The city should take more action against illicit cigarettes and smuggling, and should insist that cigarettes sales become “under-the-counter” in shops, she said.

But the city’s experience could also be a model for the mainland, which she said was “moving slowly in the right direction”. The mainland banned smoking in all indoor public spaces, although compliance has been unsatisfactory.

She urged the central government to commit to tobacco control and fully implement the framework convention as soon as possible.

Hong Kong is one of the better performing parts of the world when it comes to quitting smoking.

Between 30 per cent and 43 per cent of smokers who joined quit programmes by the Hospital Authority and the Department of Health stayed smoke-free for a year, data from the schemes show.

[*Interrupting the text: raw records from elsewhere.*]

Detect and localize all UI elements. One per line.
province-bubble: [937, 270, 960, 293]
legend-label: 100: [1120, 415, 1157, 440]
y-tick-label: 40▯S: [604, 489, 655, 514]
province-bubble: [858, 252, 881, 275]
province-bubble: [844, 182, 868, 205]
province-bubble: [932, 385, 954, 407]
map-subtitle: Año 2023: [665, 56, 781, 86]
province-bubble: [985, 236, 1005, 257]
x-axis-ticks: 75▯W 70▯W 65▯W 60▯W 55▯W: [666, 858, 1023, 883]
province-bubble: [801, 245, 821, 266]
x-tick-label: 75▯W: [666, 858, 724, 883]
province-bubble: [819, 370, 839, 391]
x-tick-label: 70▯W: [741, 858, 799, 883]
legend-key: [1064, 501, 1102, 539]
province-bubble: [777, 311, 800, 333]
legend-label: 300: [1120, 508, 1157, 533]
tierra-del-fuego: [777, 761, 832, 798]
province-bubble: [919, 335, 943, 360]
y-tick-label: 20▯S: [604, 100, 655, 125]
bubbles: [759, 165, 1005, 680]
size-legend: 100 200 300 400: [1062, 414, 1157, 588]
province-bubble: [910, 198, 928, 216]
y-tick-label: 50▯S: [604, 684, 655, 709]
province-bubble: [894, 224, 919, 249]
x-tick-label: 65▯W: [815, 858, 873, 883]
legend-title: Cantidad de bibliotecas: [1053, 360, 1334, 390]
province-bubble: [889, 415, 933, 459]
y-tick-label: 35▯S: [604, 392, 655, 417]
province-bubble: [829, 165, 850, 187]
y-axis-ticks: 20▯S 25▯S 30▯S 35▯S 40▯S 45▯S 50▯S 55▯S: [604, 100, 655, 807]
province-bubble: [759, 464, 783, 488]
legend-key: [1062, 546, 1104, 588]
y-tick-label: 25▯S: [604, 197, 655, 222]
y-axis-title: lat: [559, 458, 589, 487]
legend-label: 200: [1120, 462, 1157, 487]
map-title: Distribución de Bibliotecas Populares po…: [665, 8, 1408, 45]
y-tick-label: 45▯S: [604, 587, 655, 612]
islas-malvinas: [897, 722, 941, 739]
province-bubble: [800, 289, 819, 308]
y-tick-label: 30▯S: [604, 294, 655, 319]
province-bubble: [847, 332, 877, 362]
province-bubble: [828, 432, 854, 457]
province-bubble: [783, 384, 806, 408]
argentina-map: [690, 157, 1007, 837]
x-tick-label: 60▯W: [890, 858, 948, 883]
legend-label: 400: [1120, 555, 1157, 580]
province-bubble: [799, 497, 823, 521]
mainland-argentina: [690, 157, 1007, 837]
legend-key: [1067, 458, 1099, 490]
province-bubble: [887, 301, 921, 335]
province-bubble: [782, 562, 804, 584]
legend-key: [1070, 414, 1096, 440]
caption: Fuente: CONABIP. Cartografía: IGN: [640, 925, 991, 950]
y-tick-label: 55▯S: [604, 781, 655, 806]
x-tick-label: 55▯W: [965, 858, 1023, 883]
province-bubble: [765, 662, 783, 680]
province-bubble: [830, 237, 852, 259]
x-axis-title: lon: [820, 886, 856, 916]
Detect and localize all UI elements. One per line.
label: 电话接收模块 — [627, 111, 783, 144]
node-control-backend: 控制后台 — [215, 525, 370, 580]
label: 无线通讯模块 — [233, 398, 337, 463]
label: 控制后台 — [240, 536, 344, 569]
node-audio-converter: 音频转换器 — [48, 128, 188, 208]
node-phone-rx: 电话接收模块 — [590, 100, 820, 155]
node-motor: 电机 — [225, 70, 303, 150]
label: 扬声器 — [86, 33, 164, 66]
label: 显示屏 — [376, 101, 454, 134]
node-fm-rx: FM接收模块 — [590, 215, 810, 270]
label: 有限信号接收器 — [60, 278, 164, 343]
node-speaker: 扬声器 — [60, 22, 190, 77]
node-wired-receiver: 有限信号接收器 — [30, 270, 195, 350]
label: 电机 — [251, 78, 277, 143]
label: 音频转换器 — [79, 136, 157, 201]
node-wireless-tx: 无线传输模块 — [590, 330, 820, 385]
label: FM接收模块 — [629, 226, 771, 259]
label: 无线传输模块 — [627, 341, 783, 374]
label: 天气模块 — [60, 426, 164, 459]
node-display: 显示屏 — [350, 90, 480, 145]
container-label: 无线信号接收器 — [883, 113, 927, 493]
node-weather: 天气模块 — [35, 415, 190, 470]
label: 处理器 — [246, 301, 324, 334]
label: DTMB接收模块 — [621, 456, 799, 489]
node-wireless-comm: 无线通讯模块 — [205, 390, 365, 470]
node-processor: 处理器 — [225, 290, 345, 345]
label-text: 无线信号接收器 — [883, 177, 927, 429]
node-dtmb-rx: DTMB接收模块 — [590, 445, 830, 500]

That is higher than the international average of 25 per cent to 33 per cent.

The quit centres operated by the Tung Wah Group of Hospitals claim a success rate of 40 per cent. Helen Chan Ching-han, supervisor of the group’s Integrated Centre on Smoking Cessation, said this was because it offered counselling for individuals with regular follow-ups.

“A lot of services focus on medication, but we focus on psychology. We try to understand why smokers pick up the habit, and help them avoid temptations,” she said. She said if smokers were counselled as a group, it could be embarrassing for them to raise personal questions.

Every year, more than 6,000 of the city’s 750,000 smokers try to break the habit through an organised programme. They can either call a hotline, 1833 183, or visit any of the clinics operated under the department, the authority or the Tung Wah Group of Hospitals.

The Pok Oi Hospital offers traditional Chinese medicine and acupuncture sessions to smokers who want to quit. The hospital’s fleet of 18 vans ferry acupuncture practitioners and herbalists to give help and advice six days a week around the city.

The University of Hong Kong also operates quit-smoking hotlines, focusing on groups such as young people and women.

The average waiting time for Health Department services is one week, while authority patients need to wait for up to four weeks.

Smokers who choose the TWGHs centres can join the service in less than three days, with the longest queue in the Mong Kok clinic. A new clinic, the organisation’s fifth, will open in Kwun Tong tomorrow, joining others in Sha Tin, Wan Chai and Tuen Mun.

Kwok said the authority would offer free nicotine patches and other medications – enough to last around three months – in October, after the government injected more funding and increased the number of counsellors for the programme.

The department is talking to the World Health Organisation to set up a centre to train medical workers as quit-smoking counsellors. The centre will be part of an international network and called the Collaborating Centre for Smoking Cessation and Treatment of Tobacco Dependence. But it is still in the planning stage.

In the authority’s programme, 43 per cent of participants successfully stopped smoking for a year.

Ruby Kwok Lai-ping, the authority’s senior manager in primary care, said the figure was so high because most of their clients were already suffering from tobacco-related diseases. “Our clients are referred by doctors and nurses. They are already hospital patients, and their motivation would be stronger than those who have not suffered from disease,” Kwok said.

The Tobacco Control Office will launch an e-learning programme for medical workers later this year on quitting smoking.